Project 2.2: The Role of Replay in Generalization
Peter Dayan (MPI for Biological Cybernetics, Tübingen, Germany)
Nicolas W. Schuck
The ability to generalize our previous experience to new situations is central to human intelligence. When we visit New York for the first time, for example, we can navigate around Manhattan using the subway, even though the stations have completely different names and layouts from those we are used to. Doing this requires us to leverage similarities between our current and previous experiences.

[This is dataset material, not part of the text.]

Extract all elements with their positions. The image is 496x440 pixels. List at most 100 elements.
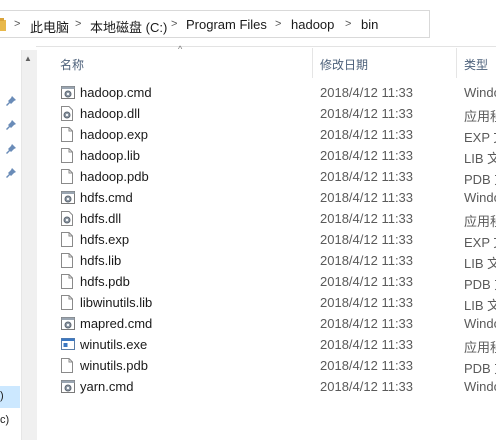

In Project 2.2, we ask what role replay plays in this kind of generalization. Our core idea was that replay could support generalization by consolidating relationships between events and reactivating those previous events to guide choices in new scenarios. To investigate this notion, we conducted a three-session fMRI experiment (n = 52). During a behavioral pre-learning session, participants first learned associations between videos and static images. Participants then viewed the same videos inside the MRI scanner and needed to recall the associated images from memory. Data from this session then trained a pattern classification algorithm that was later used to identify sequential reactivation events in the brain. Participants next learned that the images from the first task phase occurred in a specific sequential order. Following sequential learning, participants were moved to the MRI scanner, where they were shown a series of cues that indicated their position within the sequence and asked to plan the next four upcoming images. This planning task was also done in the last fMRI session. Importantly, during this session participants had to learn a new order of images that was partly the same as the previous one. This overlap allowed participants to generalize their knowledge from the previous session to the final session. The goal for this session was to test the behavioral relevance of sequential reactivation for generalizing previous knowledge to a new decision problem. Resting state scans were acquired between active task phases.
Analysis of participants’ behavior revealed that participants learned to successfully plan sequences in session two and to generalize their knowledge to session three, as witnessed by the very high level of performance during session two and the more accurate responses in session three in trials that allowed the generalizing of learned sequence transitions from session two. The main neural results have centered on the visual cortex, where we have identified evidence for partial sequence recovery during active planning. We are now scrutinizing this result and confirming its validity before characterizing reactivation properties, including order and speed, as well as testing for sequence recovering during periods of rest. Neural responses in the medial temporal lobe, which includes the hippocampus, are much weaker in this dataset and we are continuing to assess the evidence for sequential reactivation in this area.